Monday, May 7, 2018

"It Isn't What She's Done....It's What I Have Done!!!!!!!!!!!!!!!!"


                                   Girls, you know, by now, my mind is filled with happy thoughts, when I start thinking about "The Bad Seed."  That is Nancy Kelly at her most hysterical in the original 1954 Broadway production.  The only one who could have outdone Nancy was my mother!!!!!!!!!!!

                                    Recently, I caught, on YouTube, a full length production of the play, done by the Camille Playhouse in October, 2014. This is a theater company, in Bronxville, Texas.  There were some good moments, and the little girl playing Rhoda was chilling, if lacking in stage projection.

                                     However, the most touching performance came from the actress--whose name I can not recall--playing Christine Penmark, the distraught mother.  Even though Kelly won a TONY Award and an Oscar nomination, and OWNS the role, her mannered, demand-she-be-noticed hysterics, while highly suited to the 1950's, now have their own kind of camp appeal.  Next to Veronica Cartwright, no one mined hysteria better than Nancy Kelly.

                                       While the actress in the Texas production might have lacked the shading that a more professional actress would bring, hers came off as the most touching performance, because she subtly, and effectively, drew the audience in, with her anguish.  I was particularly struck by the line I used above--"It isn't what she's done, it's what I've done."  I never thought about what she means by those words, but this performance made me think about it.

                                          Christine is trapped in a situation she cannot even understand, let alone get out of.  I am not sure if the term sociopath was in use, for all the analytical references Monica gives throughout the play.  She has no context to draw on, except in her discussion about murder, with author Reginald Tasker.  He assures her that children are quite capable of committing very clever murders, and he mentions the unseen Bessie Denker, Christine's real mother, who supplies the play its title, as having started her "career" when she was just ten.

                                             Christine knows by now she is the child of Bessie, just as Mrs. Daigle knows Christine is keeping something from her, only her alcohol induced haze does not allow her to figure it out.  There is one mistake Christine makes.  When she says the line "She (meaning Bessie Denker) would have been better off, if she had died young," that is when she gets the germ of the idea for killing both she and Rhoda.  The mistake she makes is attaching too much blame to herself.  I can get her killing Rhoda, but I always wondered why Christine felt she had to kill herself, too.  Guilt is part of it, but so is mistaken biology.

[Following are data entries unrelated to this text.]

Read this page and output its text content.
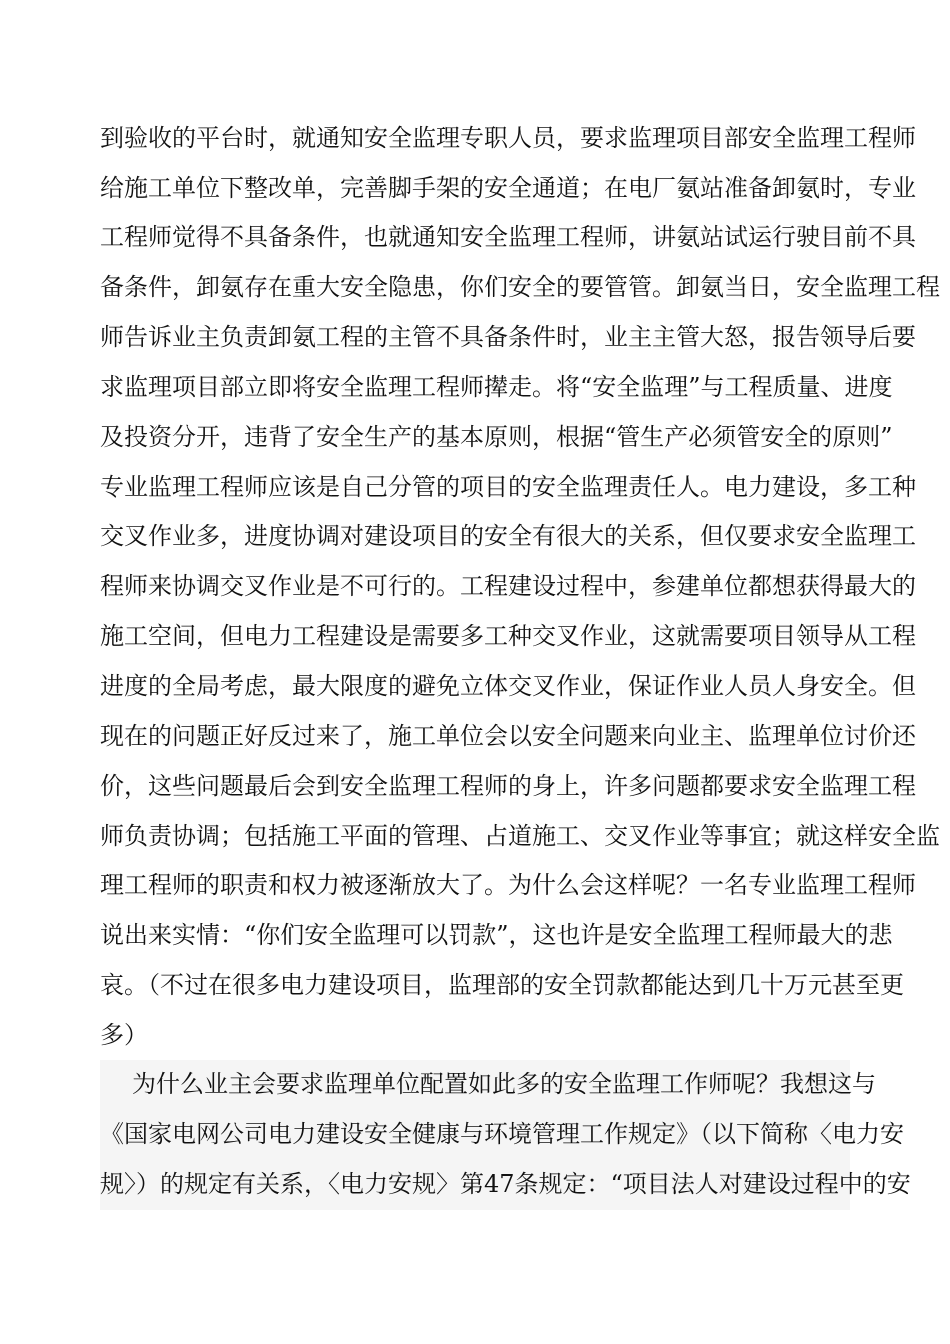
到验收的平台时，就通知安全监理专职人员，要求监理项目部安全监理工程师
给施工单位下整改单，完善脚手架的安全通道；在电厂氨站准备卸氨时，专业
工程师觉得不具备条件，也就通知安全监理工程师，讲氨站试运行驶目前不具
备条件，卸氨存在重大安全隐患，你们安全的要管管。卸氨当日，安全监理工程
师告诉业主负责卸氨工程的主管不具备条件时，业主主管大怒，报告领导后要
求监理项目部立即将安全监理工程师撵走。将“安全监理”与工程质量、进度
及投资分开，违背了安全生产的基本原则，根据“管生产必须管安全的原则”
专业监理工程师应该是自己分管的项目的安全监理责任人。电力建设，多工种
交叉作业多，进度协调对建设项目的安全有很大的关系，但仅要求安全监理工
程师来协调交叉作业是不可行的。工程建设过程中，参建单位都想获得最大的
施工空间，但电力工程建设是需要多工种交叉作业，这就需要项目领导从工程
进度的全局考虑，最大限度的避免立体交叉作业，保证作业人员人身安全。但
现在的问题正好反过来了，施工单位会以安全问题来向业主、监理单位讨价还
价，这些问题最后会到安全监理工程师的身上，许多问题都要求安全监理工程
师负责协调；包括施工平面的管理、占道施工、交叉作业等事宜；就这样安全监
理工程师的职责和权力被逐渐放大了。为什么会这样呢？一名专业监理工程师
说出来实情：“你们安全监理可以罚款”，这也许是安全监理工程师最大的悲
哀。（不过在很多电力建设项目，监理部的安全罚款都能达到几十万元甚至更
多）
为什么业主会要求监理单位配置如此多的安全监理工作师呢？我想这与
《国家电网公司电力建设安全健康与环境管理工作规定》（以下简称〈电力安
规〉）的规定有关系，〈电力安规〉第47条规定：“项目法人对建设过程中的安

                                               Kenneth Penmark, her husband, appears only in the opening and closing scenes.  Theirs is an obviously happy marriage, and, I suspect, once out of service, they might have wanted to settle down into a routine family life, and maybe even have another child.  Christine mistakenly thinks she cannot give Kenneth that child, because it would be wrong, because, as she sees it, each child, coming out of her womb, would be another Rhoda.

                                                 Now, Rhoda arrived, and is what she is, but there is no guarantee that, were she to have another child, it would be the same.  In the William March novel, when Bessie escapes to Australia, she takes no prisoners, killing all the rest of her children--she had others--save Christine, who hides outside, knowing something is dangerously amiss with her mother and siblings.
Now, she is Bessie's child, and yet she is not a bit like Rhoda.  How many of those children, had they lived, might be like Rhoda?  Surely not all, otherwise anyone this genetically adept at reproducing dangerous sociopaths would ensure, if not a nation, then more crime than is taking place right now.  Which gets us into "Village Of The Damned,"  (or, as John Wyndham titled it "The Midwich Cuckoos") territory, which is not realistic, but more in the sci-fi realm.

                                                Campy as it may now seem, "The Bad Seed," nevertheless, was, at the time, grounded in present day reality.  Christine's heartbreak and guilt are so overwhelming they lead her to a mistaken conclusion about herself.  Rhoda deserved to die, but not she.  I urge you to see on YouTube the Camille Playhouse production, because the actress playing Christine will make you feel this so keenly she is the standout performance in the play.  I thought about Christine for days after having watched this.

                                                  Oh, and the actress playing Monica!  While she does not get the most out of her lines that she should, her appearances are hilarious.  In the first one, I was not sure if this was a man, or a woman.   She seems to be channeling Harvey Korman, as Mother Marcus, on the Carol Burnett spoof, "As The Stomach Turns."

                                                    However--and this is for those of you out there I know who just LOVE the movie--I still say the story should have been allowed to continue long enough for Rhoda to knock the garrulous, annoying Monica, off the roof, the next day, as she alerts us, the viewer, she is planning to!!!!!!!!!!!!!!!!!!!